The Penny GETS Axed Nationwide

The humble U.S. penny is one of the most recognizable coins in the world. But for nearly two decades, it has cost the government more to make one than it’s actually worth. Now, after years of intense debate, the plug is finally being pulled on the one-cent coin.

The 3.69-Cent Problem

For 19 consecutive years, the U.S. Mint has been in a losing business. In 2024, the government reported that the cost to produce and distribute a single penny had reached 3.69 cents. This isn’t a small rounding error; it’s a massive financial drain that cost taxpayers $179 million in 2023 alone.

This staggering inefficiency is the core reason why, in February 2025, a presidential order was issued to officially cease production of the one-cent coin. In May 2025, the U.S. Treasury confirmed it was using its final batch of penny “blanks,” and production will end when supplies run out.

Why a Penny Isn’t Made of Copper

This wasn’t always a problem. The first U.S. penny, minted in 1793, was made of pure copper. But as the price of metals has risen, the penny’s composition has had to change just to keep it economical.

The most significant change happened in 1982, when the Mint switched the penny’s core from valuable copper to mostly zinc. Today’s penny is 97.5% zinc with just a thin copper plating. This was a cost-saving measure, but it wasn’t enough. The rising costs of zinc and the manufacturing process eventually caught up, making the coin a money-loser by 2006.

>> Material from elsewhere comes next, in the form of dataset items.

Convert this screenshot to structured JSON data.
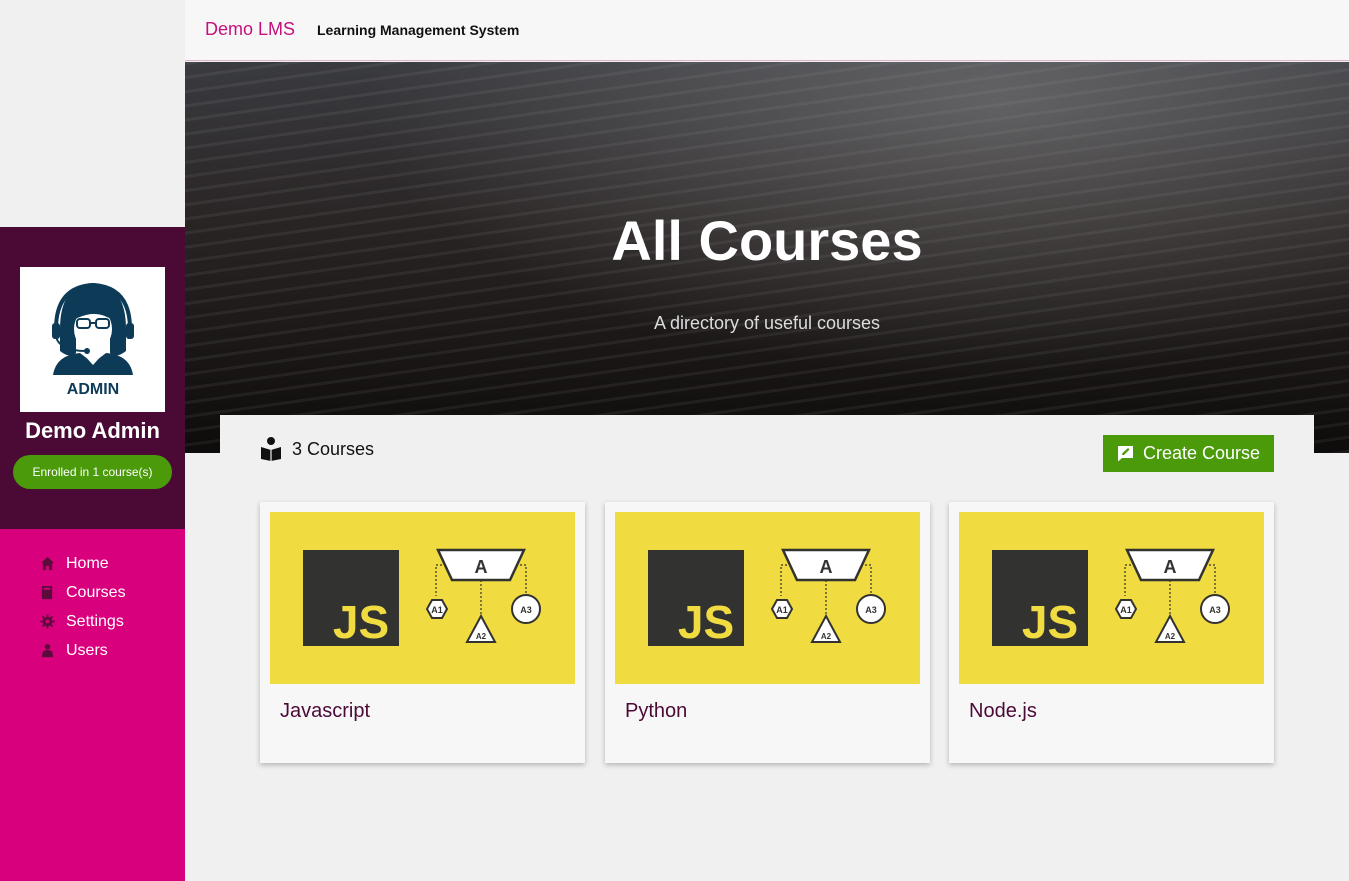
{
  "header": {
    "brand": "Demo LMS",
    "tagline": "Learning Management System"
  },
  "profile": {
    "avatar_label": "ADMIN",
    "name": "Demo Admin",
    "enrolled": "Enrolled in 1 course(s)"
  },
  "nav": {
    "items": [
      {
        "label": "Home",
        "icon": "home-icon"
      },
      {
        "label": "Courses",
        "icon": "book-icon"
      },
      {
        "label": "Settings",
        "icon": "gear-icon"
      },
      {
        "label": "Users",
        "icon": "user-icon"
      }
    ]
  },
  "hero": {
    "title": "All Courses",
    "subtitle": "A directory of useful courses"
  },
  "courses": {
    "count_label": "3 Courses",
    "create_label": "Create Course",
    "items": [
      {
        "title": "Javascript"
      },
      {
        "title": "Python"
      },
      {
        "title": "Node.js"
      }
    ],
    "thumb_text": {
      "logo": "JS",
      "top": "A",
      "left": "A1",
      "middle": "A2",
      "right": "A3"
    }
  },
  "colors": {
    "sidebar_profile_bg": "#4a0a35",
    "sidebar_nav_bg": "#d9007e",
    "accent_green": "#4a9a0a",
    "brand_pink": "#c4117c",
    "thumb_yellow": "#f0db41",
    "thumb_dark": "#323330"
  }
}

The Fight to “Save” the Penny

If the penny has been a money-loser for nearly two decades, why did it stick around so long? The answer is a mix of public nostalgia and powerful industrial lobbying.

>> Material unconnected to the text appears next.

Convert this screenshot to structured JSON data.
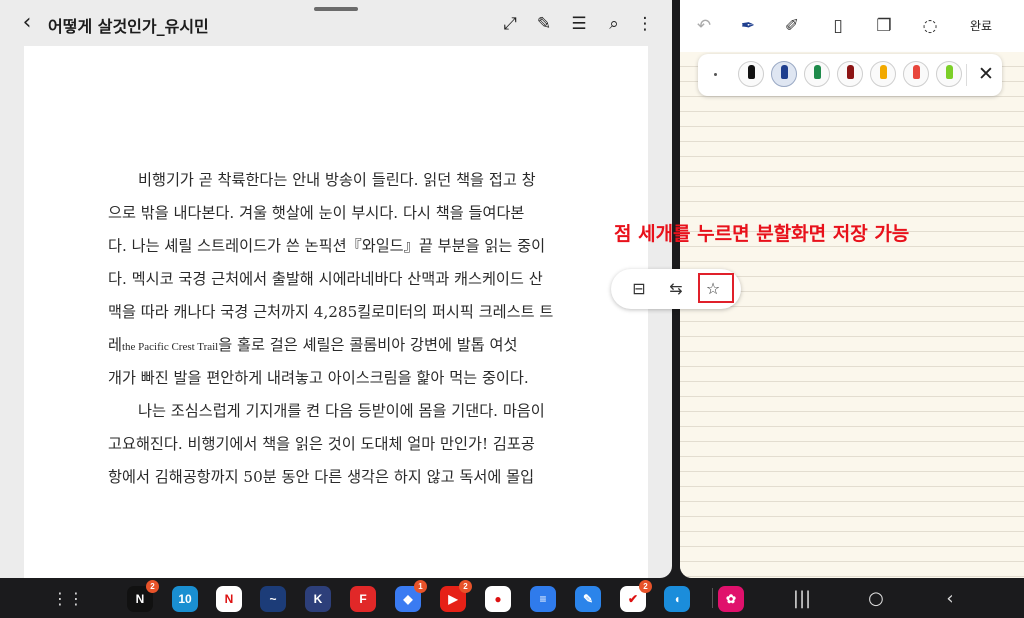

Groups like “Americans for Common Cents” (an industry group) have long argued that eliminating the penny would lead to rounding “inflation” on prices. Furthermore, the zinc industry, including the major suppliers of the penny blanks, has lobbied Congress for years to keep the coin in production to protect its business.

Life Without the Penny

For Americans, the change will be small but noticeable. The U.s. Mint will no longer distribute new pennies. Soon, cash transactions will be “rounded” to the nearest five cents, a system that has already been successfully adopted in countries like Canada and Australia.

This move is unlikely to cause inflation, as most transactions are already electronic, and rounding up is balanced by rounding down. However, it does raise a new question. The penny isn’t the only coin in trouble—the U.S. Mint also reports that the nickel costs more to produce than its five-cent face value, making it the next likely target for retirement.

A Piece of History

The penny, once a symbol of thrift and savings, has become a symbol of economic inefficiency. While the billions of pennies already in circulation will remain legal tender, their days of being minted are over. The coin that once represented the start of a fortune is now, officially, a piece of history.